Money and self-esteem

Judy Stone Judy at amida.zoo.duke.edu
Thu Sep 18 08:32:21 EST 1997


> Sabine wrote:
> 
(snip)

> >But then, I wonder - even if one does it for the "love of science" -
> >if people do not seem to have high enough esteem for your work to pay you
> >a decent salary (or to pay you at all) - is this work really worth it?

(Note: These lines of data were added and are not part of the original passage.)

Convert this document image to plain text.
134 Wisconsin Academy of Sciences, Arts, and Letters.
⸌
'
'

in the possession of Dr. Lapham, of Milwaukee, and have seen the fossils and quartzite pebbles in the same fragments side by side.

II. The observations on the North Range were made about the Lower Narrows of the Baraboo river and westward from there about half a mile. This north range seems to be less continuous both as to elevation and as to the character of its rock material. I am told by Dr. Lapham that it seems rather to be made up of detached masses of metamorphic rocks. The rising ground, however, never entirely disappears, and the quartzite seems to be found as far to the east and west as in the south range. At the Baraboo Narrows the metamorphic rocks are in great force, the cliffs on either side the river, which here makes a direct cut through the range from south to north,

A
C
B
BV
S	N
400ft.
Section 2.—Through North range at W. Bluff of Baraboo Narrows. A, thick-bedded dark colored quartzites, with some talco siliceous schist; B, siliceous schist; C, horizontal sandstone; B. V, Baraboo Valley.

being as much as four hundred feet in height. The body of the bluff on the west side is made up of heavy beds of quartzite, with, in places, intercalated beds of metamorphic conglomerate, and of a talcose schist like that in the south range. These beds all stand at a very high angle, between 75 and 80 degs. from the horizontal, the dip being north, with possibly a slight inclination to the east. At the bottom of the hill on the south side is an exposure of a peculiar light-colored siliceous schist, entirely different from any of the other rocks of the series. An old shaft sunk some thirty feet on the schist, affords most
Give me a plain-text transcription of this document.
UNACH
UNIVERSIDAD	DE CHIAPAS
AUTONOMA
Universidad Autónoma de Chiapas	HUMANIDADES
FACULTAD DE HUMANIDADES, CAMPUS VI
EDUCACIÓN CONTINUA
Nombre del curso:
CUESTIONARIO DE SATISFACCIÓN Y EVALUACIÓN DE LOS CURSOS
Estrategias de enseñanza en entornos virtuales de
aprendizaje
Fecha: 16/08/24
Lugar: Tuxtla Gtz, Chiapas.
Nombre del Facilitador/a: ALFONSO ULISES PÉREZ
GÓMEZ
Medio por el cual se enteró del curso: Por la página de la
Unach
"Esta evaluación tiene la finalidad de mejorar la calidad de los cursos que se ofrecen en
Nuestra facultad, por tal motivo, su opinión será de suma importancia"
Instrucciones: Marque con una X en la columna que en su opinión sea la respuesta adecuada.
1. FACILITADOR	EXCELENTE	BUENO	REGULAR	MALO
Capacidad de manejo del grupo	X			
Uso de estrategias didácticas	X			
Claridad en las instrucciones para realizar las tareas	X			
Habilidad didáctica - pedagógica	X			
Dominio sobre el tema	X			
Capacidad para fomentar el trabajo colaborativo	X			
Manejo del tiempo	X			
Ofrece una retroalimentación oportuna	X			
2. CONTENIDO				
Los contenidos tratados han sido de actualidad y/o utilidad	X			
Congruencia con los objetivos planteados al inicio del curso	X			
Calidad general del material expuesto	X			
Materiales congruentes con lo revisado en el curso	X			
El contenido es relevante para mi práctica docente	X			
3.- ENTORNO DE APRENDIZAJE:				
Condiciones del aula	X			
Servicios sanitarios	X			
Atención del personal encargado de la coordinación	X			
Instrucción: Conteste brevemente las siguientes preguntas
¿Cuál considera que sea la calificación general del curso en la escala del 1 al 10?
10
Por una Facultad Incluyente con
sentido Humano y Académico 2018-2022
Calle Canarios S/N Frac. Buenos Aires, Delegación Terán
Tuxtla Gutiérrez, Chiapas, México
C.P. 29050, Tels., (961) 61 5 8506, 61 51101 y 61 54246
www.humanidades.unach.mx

> >So, the question I would like to put up here is what you feel about it -
> >do you think your work is really so valuable to yourself (it it were valuable
> >for society, society should pay for it) to put up with the financial
situation
> >as it is? Because if it is really valuable for society or your employer
> >(advisor,
> >PI, whatever), doesn't the small amount of money paid for it show that
> >"society"
> >or your boss does not esteem your work high enough, and you should go
> >somewhere
> >where this is valued?
> >

I have often thought that the secret to success in academic science is
(besides all those things you have:  brains, creativity, good work habits)
the ability to hang on -- to keep doing research even when you don't have
any financial support.  Yes, there are people who are fully funded all the
way through and land that great faculty job on the first round of
interviews.  But there are lots more people who don't, and many of them
eventually succeed.  If they have some source of outside money and/or no
kids, they can generally weather the hard times and emerge just fine.  But
if they have more pressing financial concerns, they often need to take
whatever job they can get (like teaching at a commmunity college, working
in industry, etc.).

But I'm not sure this relates to how much they love science.  I think it's
just a matter of the other demands in their life, or as Sabine says, how
much crap they are willing to tolerate.  For me, the discomfort of being
poor is small compared to the discomfort of working in a job where I would
sacrifice so much -- the ability to choose what I think about, what I do,
and how I do it.  On the other hand, I've known lots of people who have
"dropped out", and they all seem happy with their decision.

This talk about "society" valuing science makes me uncomfortable.  What I
do does not directly benefit humans, and I feel blessed to be able to do
it at all.  I think we, as academic researchers, are responsible for
demonstrating how we benefit society.  Is my salary really more valuable
than food supplements for poor children, medicare, or Amtrack?


Only my second time posting to a newsgroup.  Hope my technique/etiquette is ok.